Gualzetti: «Le eredità di Expo,
possiamo già raccogliere i primi frutti»

Il vicecommissario del Padiglione della Santa Sede: «Gli incontri nelle parrocchie sulle opere di misericordia sono connessi al messaggio lanciato durante l’Esposizione. E l’appello del Papa e dell’Arcivescovo all’accoglienza non è caduto nel vuoto»

di Francesco CHIAVARINI

7 Febbraio 2016

Due padiglioni (quello della Santa Sede e della Caritas) sul diritto al cibo spirituale e materiale, la denuncia delle disuguaglianze, la speranza per un mondo migliore. Sei mesi di incontri, testimonianze dentro il sito e nelle parrocchie. Durante Expo Milano 2015 la Chiesa, e in particolare la Diocesi di Milano, ha fatto un grande lavoro di semina. Quali sono i frutti raccolti dalle comunità ambrosiane? Ecco il bilancio, ancora provvisorio, che trae Luciano Gualzetti, vicedirettore di Caritas Ambrosiana e vicecommissario del Padiglione della Santa Sede durante il semestre espositivo. 

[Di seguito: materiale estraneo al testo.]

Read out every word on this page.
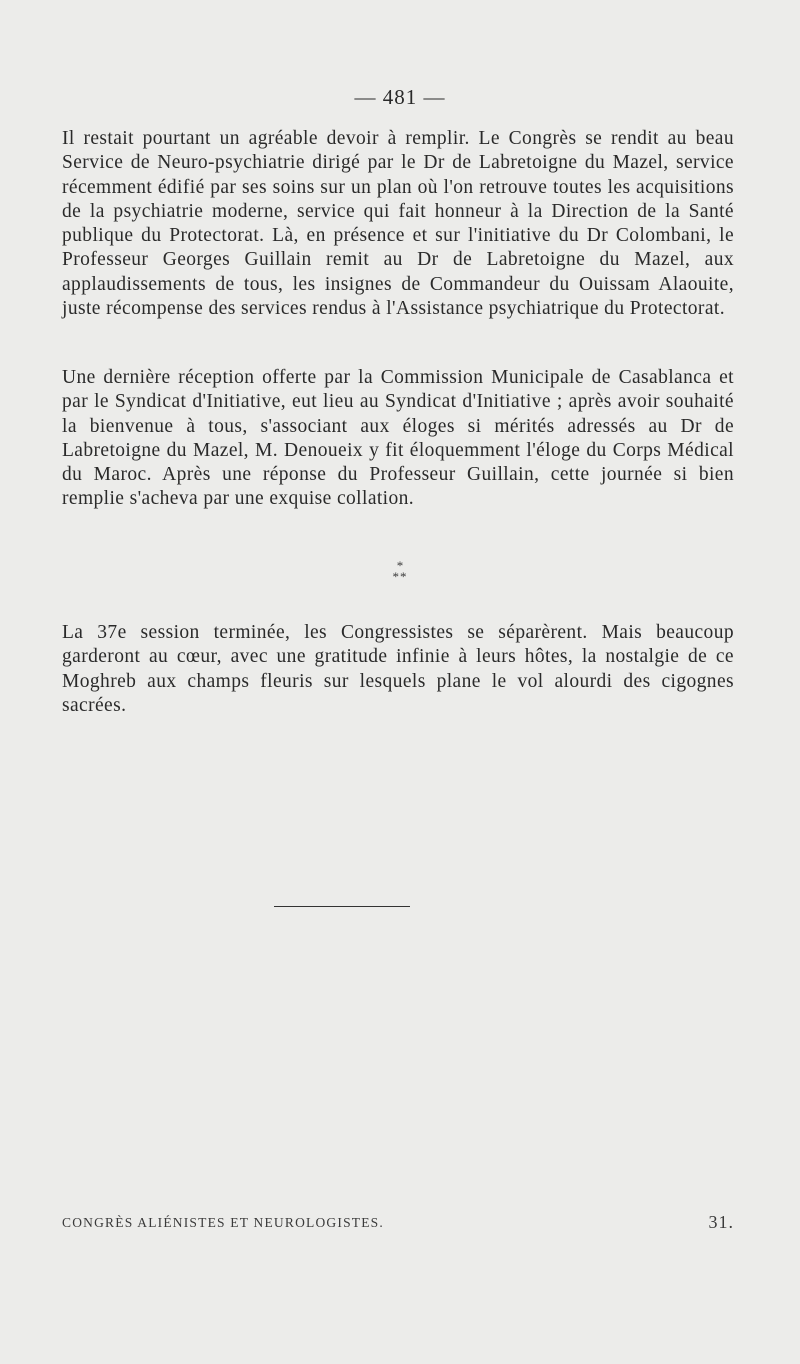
— 481 —

Il restait pourtant un agréable devoir à remplir. Le Congrès se rendit au beau Service de Neuro-psychiatrie dirigé par le Dr de Labretoigne du Mazel, service récemment édifié par ses soins sur un plan où l'on retrouve toutes les acquisitions de la psychiatrie moderne, service qui fait honneur à la Direction de la Santé publique du Protectorat. Là, en présence et sur l'initiative du Dr Colombani, le Professeur Georges Guillain remit au Dr de Labretoigne du Mazel, aux applaudissements de tous, les insignes de Commandeur du Ouissam Alaouite, juste récompense des services rendus à l'Assistance psychiatrique du Protectorat.

Une dernière réception offerte par la Commission Municipale de Casablanca et par le Syndicat d'Initiative, eut lieu au Syndicat d'Initiative ; après avoir souhaité la bienvenue à tous, s'associant aux éloges si mérités adressés au Dr de Labretoigne du Mazel, M. Denoueix y fit éloquemment l'éloge du Corps Médical du Maroc. Après une réponse du Professeur Guillain, cette journée si bien remplie s'acheva par une exquise collation.

*
**

La 37e session terminée, les Congressistes se séparèrent. Mais beaucoup garderont au cœur, avec une gratitude infinie à leurs hôtes, la nostalgie de ce Moghreb aux champs fleuris sur lesquels plane le vol alourdi des cigognes sacrées.

CONGRÈS ALIÉNISTES ET NEUROLOGISTES.	31.
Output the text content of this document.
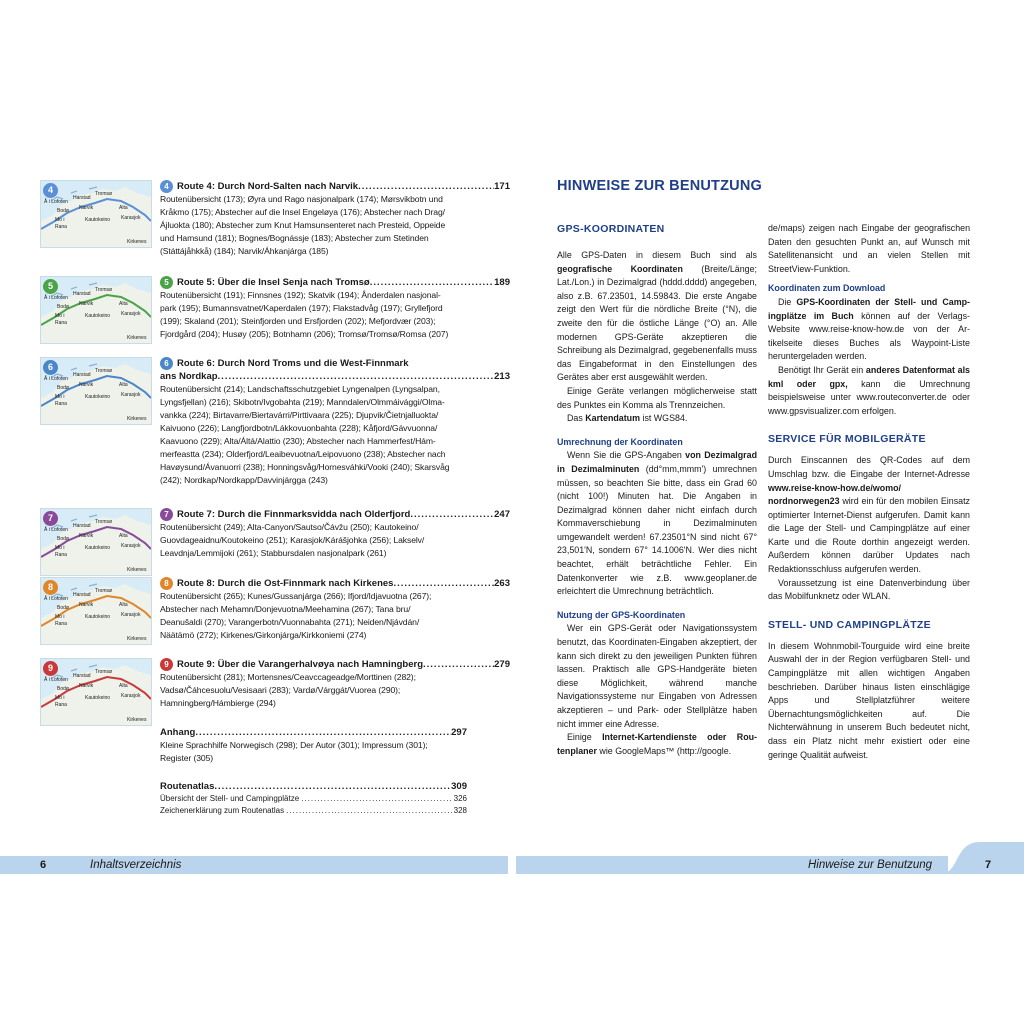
Å i Lofoten
Harstad
Tromsø
Bodø Narvik	Alta
Mo i
Rana
Kautokeino Karasjok
Kirkenes
4	4 Route 4: Durch Nord-Salten nach Narvik .....	171
Routenübersicht (173); Øyra und Rago nasjonalpark (174); Mørsvikbotn und
Kråkmo (175); Abstecher auf die Insel Engeløya (176); Abstecher nach Drag/
Ájluokta (180); Abstecher zum Knut Hamsunsenteret nach Presteid, Oppeide
und Hamsund (181); Bognes/Bognássje (183); Abstecher zum Stetinden
(Státtájåhkkå) (184); Narvik/Áhkanjárga (185)
Å i Lofoten
Harstad
Tromsø
Bodø Narvik	Alta
Mo i
Rana
Kautokeino Karasjok
Kirkenes
5	5 Route 5: Über die Insel Senja nach Tromsø .....	189
Routenübersicht (191); Finnsnes (192); Skatvik (194); Ånderdalen nasjonal-
park (195); Bumannsvatnet/Kaperdalen (197); Flakstadvåg (197); Gryllefjord
(199); Skaland (201); Steinfjorden und Ersfjorden (202); Mefjordvær (203);
Fjordgård (204); Husøy (205); Botnhamn (206); Tromsø/Tromsø/Romsa (207)
Å i Lofoten
Harstad
Tromsø
Bodø Narvik	Alta
Mo i
Rana
Kautokeino Karasjok
Kirkenes
6	6 Route 6: Durch Nord Troms und die West-Finnmark
ans Nordkap .....	213
Routenübersicht (214); Landschaftsschutzgebiet Lyngenalpen (Lyngsalpan,
Lyngsfjellan) (216); Skibotn/Ivgobahta (219); Manndalen/Olmmáivággi/Olma-
vankka (224); Birtavarre/Biertavárri/Pirttivaara (225); Djupvik/Čietnjalluokta/
Kaivuono (226); Langfjordbotn/Lákkovuonbahta (228); Kåfjord/Gávvuonna/
Kaavuono (229); Alta/Áltá/Alattio (230); Abstecher nach Hammerfest/Hám-
merfeastta (234); Olderfjord/Leaibevuotna/Leipovuono (238); Abstecher nach
Havøysund/Ávanuorri (238); Honningsvåg/Hornesváhki/Vooki (240); Skarsvåg
(242); Nordkap/Nordkapp/Davvinjárgga (243)
Å i Lofoten
Harstad
Tromsø
Bodø Narvik	Alta
Mo i
Rana
Kautokeino Karasjok
Kirkenes
7	7 Route 7: Durch die Finnmarksvidda nach Olderfjord .....	247
Routenübersicht (249); Alta-Canyon/Sautso/Čávžu (250); Kautokeino/
Guovdageaidnu/Koutokeino (251); Karasjok/Kárášjohka (256); Lakselv/
Leavdnja/Lemmijoki (261); Stabbursdalen nasjonalpark (261)
Å i Lofoten
Harstad
Tromsø
Bodø Narvik	Alta
Mo i
Rana
Kautokeino Karasjok
Kirkenes
8	8 Route 8: Durch die Ost-Finnmark nach Kirkenes .....	263
Routenübersicht (265); Kunes/Gussanjárga (266); Ifjord/Idjavuotna (267);
Abstecher nach Mehamn/Donjevuotna/Meehamina (267); Tana bru/
Deanušaldi (270); Varangerbotn/Vuonnabahta (271); Neiden/Njávdán/
Näätämö (272); Kirkenes/Girkonjárga/Kirkkoniemi (274)
Å i Lofoten
Harstad
Tromsø
Bodø Narvik	Alta
Mo i
Rana
Kautokeino Karasjok
Kirkenes
9	9 Route 9: Über die Varangerhalvøya nach Hamningberg .....	279
Routenübersicht (281); Mortensnes/Ceavccageadge/Morttinen (282);
Vadsø/Čáhcesuolu/Vesisaari (283); Vardø/Várggát/Vuorea (290);
Hamningberg/Hámbierge (294)
Anhang .....	297
Kleine Sprachhilfe Norwegisch (298); Der Autor (301); Impressum (301);
Register (305)
Routenatlas .....	309
Übersicht der Stell- und Campingplätze .....	326
Zeichenerklärung zum Routenatlas .....	328
HINWEISE ZUR BENUTZUNG

GPS-KOORDINATEN

Alle GPS-Daten in diesem Buch sind als geografische Koordinaten (Breite/Länge; Lat./Lon.) in Dezimalgrad (hddd.dddd) angegeben, also z.B. 67.23501, 14.59843. Die erste Angabe zeigt den Wert für die nördliche Breite (°N), die zweite den für die östliche Länge (°O) an. Alle modernen GPS-Geräte akzeptieren die Schreibung als Dezimalgrad, gegebenenfalls muss das Eingabeformat in den Einstellungen des Gerätes aber erst ausgewählt werden.

Einige Geräte verlangen möglicherweise statt des Punktes ein Komma als Trennzeichen.

Das Kartendatum ist WGS84.

Umrechnung der Koordinaten

Wenn Sie die GPS-Angaben von Dezimalgrad in Dezimalminuten (dd°mm,mmm') umrechnen müssen, so beachten Sie bitte, dass ein Grad 60 (nicht 100!) Minuten hat. Die Angaben in Dezimalgrad können daher nicht einfach durch Kommaverschiebung in Dezimalminuten umgewandelt werden! 67.23501°N sind nicht 67° 23,501'N, sondern 67° 14.1006'N. Wer dies nicht beachtet, erhält beträchtliche Fehler. Ein Datenkonverter wie z.B. www.geoplaner.de erleichtert die Umrechnung beträchtlich.

Nutzung der GPS-Koordinaten

Wer ein GPS-Gerät oder Navigationssystem benutzt, das Koordinaten-Eingaben akzeptiert, der kann sich direkt zu den jeweiligen Punkten führen lassen. Praktisch alle GPS-Handgeräte bieten diese Möglichkeit, während manche Navigationssysteme nur Eingaben von Adressen akzeptieren – und Park- oder Stellplätze haben nicht immer eine Adresse.

Einige Internet-Kartendienste oder Routenplaner wie GoogleMaps™ (http://google.

de/maps) zeigen nach Eingabe der geografischen Daten den gesuchten Punkt an, auf Wunsch mit Satellitenansicht und an vielen Stellen mit StreetView-Funktion.

Koordinaten zum Download

Die GPS-Koordinaten der Stell- und Campingplätze im Buch können auf der Verlags-Website www.reise-know-how.de von der Artikelseite dieses Buches als Waypoint-Liste heruntergeladen werden.

Benötigt Ihr Gerät ein anderes Datenformat als kml oder gpx, kann die Umrechnung beispielsweise unter www.routeconverter.de oder www.gpsvisualizer.com erfolgen.

SERVICE FÜR MOBILGERÄTE

Durch Einscannen des QR-Codes auf dem Umschlag bzw. die Eingabe der Internet-Adresse www.reise-know-how.de/womo/ nordnorwegen23 wird ein für den mobilen Einsatz optimierter Internet-Dienst aufgerufen. Damit kann die Lage der Stell- und Campingplätze auf einer Karte und die Route dorthin angezeigt werden. Außerdem können darüber Updates nach Redaktionsschluss aufgerufen werden.

Voraussetzung ist eine Datenverbindung über das Mobilfunknetz oder WLAN.

STELL- UND CAMPINGPLÄTZE

In diesem Wohnmobil-Tourguide wird eine breite Auswahl der in der Region verfügbaren Stell- und Campingplätze mit allen wichtigen Angaben beschrieben. Darüber hinaus listen einschlägige Apps und Stellplatzführer weitere Übernachtungsmöglichkeiten auf. Die Nichterwähnung in unserem Buch bedeutet nicht, dass ein Platz nicht mehr existiert oder eine geringe Qualität aufweist.

6	Inhaltsverzeichnis	Hinweise zur Benutzung	7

Gualzetti, quale eredità spirituale lascia Expo alla Chiesa milanese?
In Diocesi non ricordo un altro periodo come quello del semestre espositivo, in cui nelle nostre comunità si sia riflettuto con tanta profondità, consapevolezza e visione globale, su un tema così cruciale, che da sempre ci interroga, come il diritto al cibo. L’enciclica di papa Francesco, arrivata a metà dell’Esposizione col suo grande messaggio per un’ecologia integrale, ha fatto fare poi un salto di qualità all’opera di sensibilizzazione nelle nostre comunità. I frutti verranno. Ma ne vedo già almeno un paio. Il primo è l’attenzione ai temi, che continua con gli incontri nelle parrocchie sulle opere di misericordia, connessi al messaggio lanciato in Expo. Il secondo frutto è il rinnovato impegno per profughi: l’appello del Papa e del cardinale Scola non è caduto nel vuoto in Diocesi. Se riusciremo a potenziare il nostro sistema di accoglienza portandolo a mille posti, sarà anche merito del lavoro di semina fatto nei mesi passati.

Si è detto che dopo Expo la Chiesa avrebbe lasciato alla città anche un’eredità materiale: il Refettorio Ambrosiano. È andata davvero così?
Direi di sì. Il Refettorio Ambrosiano, nato da un’idea di Massimo Bottura e Davide Rampello, continua a funzionare con lo stesso spirito, coniugando lotta allo spreco, bellezza e dignità. L’associazione culturale per il Refettorio tiene accesa l’attenzione sul cibo come nutrimento dell’anima e non solo del corpo. Gli operatori della cooperativa Farsi Prossimo e i 90 volontari provenienti da tutta la città con il loro stile fanno di questo posto non solo una mensa, ma un vero luogo di accoglienza. Grazie a tutto questo possiamo già vantare qualche buon risultato: qualcuno dei nostri ospiti non va più a cenare al Refettorio, perché ha trovato un lavoro o ha migliorato la sua situazione e non ne ha più bisogno.

C’è anche un’eredità che la Chiesa lascia agli organizzatori delle prossime Esposizioni?
Noi pensiamo che le Esposizioni universali non debbano più essere la celebrazione della potenza del capitalismo, come lo sono state nel Novecento, ma del limite, perché è dal riconoscimento delle finitezza dei beni ambientali, delle risorse energetiche e naturali che si possono trovare le leve per uno sviluppo responsabile. Se si vorrà continuare su questa linea, credo non solo utile, ma necessaria l’alleanza tra governi, imprese e cittadini associati nelle forme della società civile e delle Chiese. Come è avvenuto, anche se in modo ancora acerbo, a Milano.